Wenn die Märkte den Rat des alten Haudegens berücksichtigen würden, wäre ein „soft landing“ noch möglich. Das Verrückte aber ist, dass die Sorglosigkeit der Investoren mit der staatlichen Angst vor einer Rezession korrespondiert. Je dichter das Netz der Rettungsschirme, desto besser die Polsterung der Einlagensicherungsfonds – und je aktiver die Politiker in der Vorbereitung von Konjunkturpaketen, desto unbeschwerter die Finanzmärkte.

Sie spekulieren – auch auf das Geld der Rettungsindustrie, die von Notenbanken und Politikern gebildet wird. Der „lender of last resort“ (zu Dt.: Kreditgeber letzter Instanz), von dem in Finanzkreisen gerne die Rede ist, sieht verdammt aus wie: der Steuerzahler.

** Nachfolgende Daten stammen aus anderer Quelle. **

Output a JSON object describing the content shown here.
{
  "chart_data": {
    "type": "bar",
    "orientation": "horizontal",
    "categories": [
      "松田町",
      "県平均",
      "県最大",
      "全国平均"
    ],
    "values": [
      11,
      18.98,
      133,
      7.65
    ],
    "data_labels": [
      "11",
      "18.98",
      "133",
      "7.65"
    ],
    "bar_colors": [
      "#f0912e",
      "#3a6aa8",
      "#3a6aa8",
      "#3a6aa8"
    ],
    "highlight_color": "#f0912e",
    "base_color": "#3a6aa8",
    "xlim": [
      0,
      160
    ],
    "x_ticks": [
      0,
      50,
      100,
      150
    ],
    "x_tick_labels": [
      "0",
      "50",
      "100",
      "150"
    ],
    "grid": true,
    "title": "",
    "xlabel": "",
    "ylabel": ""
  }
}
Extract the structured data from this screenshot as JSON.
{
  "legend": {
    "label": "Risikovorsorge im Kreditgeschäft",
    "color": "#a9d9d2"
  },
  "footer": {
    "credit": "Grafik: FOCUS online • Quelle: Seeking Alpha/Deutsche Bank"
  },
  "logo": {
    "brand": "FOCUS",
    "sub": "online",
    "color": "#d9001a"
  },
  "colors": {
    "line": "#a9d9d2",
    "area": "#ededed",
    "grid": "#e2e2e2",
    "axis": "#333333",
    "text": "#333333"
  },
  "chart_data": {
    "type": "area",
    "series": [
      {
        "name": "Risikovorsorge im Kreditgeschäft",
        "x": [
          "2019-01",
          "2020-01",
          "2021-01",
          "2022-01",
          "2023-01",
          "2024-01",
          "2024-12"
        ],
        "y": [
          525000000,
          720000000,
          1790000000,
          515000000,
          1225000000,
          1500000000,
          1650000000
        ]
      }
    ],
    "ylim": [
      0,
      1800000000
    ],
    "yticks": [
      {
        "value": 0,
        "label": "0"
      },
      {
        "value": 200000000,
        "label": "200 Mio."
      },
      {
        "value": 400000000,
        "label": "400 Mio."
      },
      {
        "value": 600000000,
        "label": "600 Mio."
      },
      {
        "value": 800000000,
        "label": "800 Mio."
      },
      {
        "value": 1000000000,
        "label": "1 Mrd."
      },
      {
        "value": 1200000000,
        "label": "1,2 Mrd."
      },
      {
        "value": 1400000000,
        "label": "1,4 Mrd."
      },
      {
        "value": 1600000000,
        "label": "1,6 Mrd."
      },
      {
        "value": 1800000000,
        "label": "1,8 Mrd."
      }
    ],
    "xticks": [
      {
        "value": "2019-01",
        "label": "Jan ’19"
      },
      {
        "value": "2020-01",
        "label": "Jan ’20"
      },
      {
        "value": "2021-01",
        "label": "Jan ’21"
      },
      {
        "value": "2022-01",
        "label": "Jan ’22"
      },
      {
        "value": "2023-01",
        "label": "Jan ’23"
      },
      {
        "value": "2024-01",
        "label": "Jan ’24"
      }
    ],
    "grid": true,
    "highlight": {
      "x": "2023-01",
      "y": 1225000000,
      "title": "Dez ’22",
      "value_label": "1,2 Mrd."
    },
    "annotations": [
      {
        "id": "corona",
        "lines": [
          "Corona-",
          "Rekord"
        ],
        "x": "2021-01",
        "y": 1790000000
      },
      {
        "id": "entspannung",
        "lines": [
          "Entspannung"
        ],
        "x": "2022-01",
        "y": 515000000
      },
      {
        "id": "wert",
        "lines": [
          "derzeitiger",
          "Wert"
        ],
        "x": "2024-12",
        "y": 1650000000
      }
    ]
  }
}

Eine Infografik mit dem Titel: Gewinne: David gegen Goliath

Netto-Jahresgewinn 2018 von SAP gegenüber Nettogewinn von JP Morgan im dritten Quartal 2019, in Milliarden US-Dollar

Dazu passt: Die Spekulationswirtschaft übertrumpft die Realwirtschaft bei weitem, wie die gestern vorgelegten Quartalszahlen belegen. Allein im vergangenen Quartal erwirtschaftete die Großbank JP Morgan Chase einen Netto-Gewinn von 9,1 Milliarden US-Dollar. Dagegen wirken die Gewinne des wertvollsten Dax-Unternehmens bescheiden: SAP erwirtschaftete im gesamten Jahr 2018 einen Gewinn von 4,5 Milliarden US-Dollar – und damit in zwölf Monaten rund die Hälfte dessen, was die US-Bank in nur zwölf Wochen schaffte (siehe Grafik).

Eine Infografik mit dem Titel: "Financial Times" vs. Wirecard

Entwicklung des Aktienkurses von Wirecard, in Euro

Der erbittert geführte Zweikampf zwischen Dax-Aufsteiger Wirecard und der britischen „Financial Times“ geht in die nächste, die sechste Runde: Die Zeitung berichtet über interne Dokumente, nach denen Wirecard zwischen 2016 und 2017 bei Tochterfirmen Umsätze und Gewinne fingiert und Kundenbeziehungen erfunden habe.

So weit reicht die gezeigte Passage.